Last summer a friend visited our northwest
home with her three young boys. We live in a unique geologic area called the Driftless area, so named because it was not blanketed by ice during the last episode of continental glaciation. It is devoid of glacial “drift” -- material left behind by a past glacial event; hence, we call this the “Driftless area.” Illinois
I’ve referred to our neighborhood as “bird heaven.” My young visitors were curious about a songbird insistently repeating the same four phrases on a single dead branch above our garage. The male indigo bunting was one of “my birds,” I told the boys. In a real sense, I may claim all the joy-giving birds in my neighborhood as my own. Each species has its own set of behavioral characteristics as well as its own unique physical appearance, setting itself apart from all other avian species. Information from bird manuals and web search engines plentifully supplement our own personal observations.
“My” indigo bunting was not present and singing when my young friends visited again early this spring. But lo, after a few weeks, there he was again, perched on the identical bare hickory branch as last summer. I cannot be positive this summer’s bird was the same as last summer’s resident. But if it wasn’t, it is certain that particular hickory branch has a special appeal for male indigo buntings. Their vivid, iridescent blue is visible only in sunlight. Its apparent color results from light diffraction through their feathers, not from blue pigment. Males leave nest-building and raising of the nearly helpless babies to the females while they patrol the neighborhood defending their territory, using their relentlessly repeated vocalizations.
This species does not spend the winter in the Driftless area. These migrants take off in September or October for parts known: the
Caribbean or Central America. The birds use stars to migrate by night. Come spring, they know what to do. They return to their nesting grounds. I have identified many dozens of other bird species in our neighborhood. One neighbor claims to have identified 153 different. Our local conservation foundation bird watchers have exceeded that number substantially.

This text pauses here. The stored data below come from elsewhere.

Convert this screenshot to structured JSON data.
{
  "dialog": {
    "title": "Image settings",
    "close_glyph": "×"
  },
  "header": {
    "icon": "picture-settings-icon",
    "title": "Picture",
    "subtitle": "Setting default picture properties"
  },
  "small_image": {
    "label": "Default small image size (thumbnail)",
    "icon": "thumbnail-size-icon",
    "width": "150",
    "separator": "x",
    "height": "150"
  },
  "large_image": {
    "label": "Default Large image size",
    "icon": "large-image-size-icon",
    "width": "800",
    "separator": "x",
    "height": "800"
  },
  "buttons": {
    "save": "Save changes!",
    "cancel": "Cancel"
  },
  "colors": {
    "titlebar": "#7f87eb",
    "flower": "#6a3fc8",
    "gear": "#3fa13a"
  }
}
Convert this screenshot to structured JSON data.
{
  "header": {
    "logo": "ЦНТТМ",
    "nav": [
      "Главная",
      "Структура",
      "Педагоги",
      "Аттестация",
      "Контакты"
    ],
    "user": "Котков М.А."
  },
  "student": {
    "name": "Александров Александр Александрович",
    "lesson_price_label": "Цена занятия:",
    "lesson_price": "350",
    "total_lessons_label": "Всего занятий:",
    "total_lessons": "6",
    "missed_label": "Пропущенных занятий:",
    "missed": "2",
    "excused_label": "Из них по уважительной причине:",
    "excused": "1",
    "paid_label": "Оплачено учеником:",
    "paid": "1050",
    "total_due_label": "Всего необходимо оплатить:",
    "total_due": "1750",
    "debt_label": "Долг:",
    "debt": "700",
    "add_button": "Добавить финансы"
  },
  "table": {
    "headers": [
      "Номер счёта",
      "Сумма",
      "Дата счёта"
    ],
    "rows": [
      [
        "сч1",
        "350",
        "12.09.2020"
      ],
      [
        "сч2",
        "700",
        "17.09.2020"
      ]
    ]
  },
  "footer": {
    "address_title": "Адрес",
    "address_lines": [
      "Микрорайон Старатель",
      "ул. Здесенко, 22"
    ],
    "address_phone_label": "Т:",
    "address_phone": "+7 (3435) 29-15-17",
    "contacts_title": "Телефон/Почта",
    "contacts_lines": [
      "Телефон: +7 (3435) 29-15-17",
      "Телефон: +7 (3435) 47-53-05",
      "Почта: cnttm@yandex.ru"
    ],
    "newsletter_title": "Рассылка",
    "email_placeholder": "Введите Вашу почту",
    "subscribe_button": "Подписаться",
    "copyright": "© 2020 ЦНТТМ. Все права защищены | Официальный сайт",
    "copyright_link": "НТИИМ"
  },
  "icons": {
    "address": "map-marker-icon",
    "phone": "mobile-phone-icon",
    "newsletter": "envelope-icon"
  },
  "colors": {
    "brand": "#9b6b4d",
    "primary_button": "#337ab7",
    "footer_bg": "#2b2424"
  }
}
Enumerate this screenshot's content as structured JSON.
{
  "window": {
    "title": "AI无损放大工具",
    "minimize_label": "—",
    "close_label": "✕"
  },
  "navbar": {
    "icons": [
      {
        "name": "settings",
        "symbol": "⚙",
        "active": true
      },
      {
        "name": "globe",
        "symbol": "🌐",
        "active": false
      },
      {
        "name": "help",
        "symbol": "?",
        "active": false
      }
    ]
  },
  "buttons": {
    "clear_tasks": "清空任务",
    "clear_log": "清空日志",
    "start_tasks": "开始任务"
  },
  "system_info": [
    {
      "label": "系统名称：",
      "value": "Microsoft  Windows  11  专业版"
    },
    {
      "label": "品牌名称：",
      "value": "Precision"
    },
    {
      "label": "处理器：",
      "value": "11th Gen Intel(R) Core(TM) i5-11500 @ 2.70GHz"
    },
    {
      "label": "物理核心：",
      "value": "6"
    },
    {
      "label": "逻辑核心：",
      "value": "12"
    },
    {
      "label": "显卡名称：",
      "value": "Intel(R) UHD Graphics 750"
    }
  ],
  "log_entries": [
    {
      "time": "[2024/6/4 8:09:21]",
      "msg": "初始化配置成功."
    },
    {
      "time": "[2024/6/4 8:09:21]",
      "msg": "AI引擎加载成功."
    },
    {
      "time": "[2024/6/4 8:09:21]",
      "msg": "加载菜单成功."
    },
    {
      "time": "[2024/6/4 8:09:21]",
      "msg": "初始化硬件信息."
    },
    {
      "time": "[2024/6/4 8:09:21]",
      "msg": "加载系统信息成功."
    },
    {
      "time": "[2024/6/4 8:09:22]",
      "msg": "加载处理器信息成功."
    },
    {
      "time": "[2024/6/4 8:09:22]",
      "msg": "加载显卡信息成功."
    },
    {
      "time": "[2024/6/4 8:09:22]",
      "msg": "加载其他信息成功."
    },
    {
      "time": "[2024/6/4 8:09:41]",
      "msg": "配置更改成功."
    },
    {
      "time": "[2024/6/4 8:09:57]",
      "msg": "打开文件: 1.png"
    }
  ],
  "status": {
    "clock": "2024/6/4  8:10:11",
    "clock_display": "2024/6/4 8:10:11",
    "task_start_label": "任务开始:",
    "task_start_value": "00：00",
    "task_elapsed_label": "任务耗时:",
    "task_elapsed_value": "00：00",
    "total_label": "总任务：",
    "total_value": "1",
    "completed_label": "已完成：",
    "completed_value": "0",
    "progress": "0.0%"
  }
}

My personal worship experiences triggered by my neighborhood Driftless area birds are not exercises in nature worship. Intuitively, I see these experiences as occasions to worship God--the Creator and Designer. He authored the variety and beauty of our physical surroundings, both living and non-living. Skeptics pronounce this type of intuition flawed, irrational, and unpersuasive. Even the brilliant case made by Stephen C. Meyer in his 2009 volume Signature in the Cell, which carefully establishes the intelligent origin of information in the DNA of every living thing, including my own neighborhood birds, does not generate credence in those who deliberately choose to doubt. Acceptance or rejection of design theory is more a matter of personal choice than of the quality of evidence. Meyer states, “None of the alleged logical errors involved in inferring intelligent design from DNA would prevent any reasonable person from inferring or detecting the activity of intelligent agents in any other realm of experience.”
No life scientist would disagree that the structure of DNA in an indigo bunting, or any living creature is related to its remarkably unique appearance and behavior. Scientists who reject creation and design often express wonder and enjoyment, even if they reject belief in design theory and the Designer. But if their wonder and enjoyment helped them appreciate the action of the Designer instead of a naturalistic process, their experience would be enriched. Instead of worship of nature, they could worship nature’s Designer.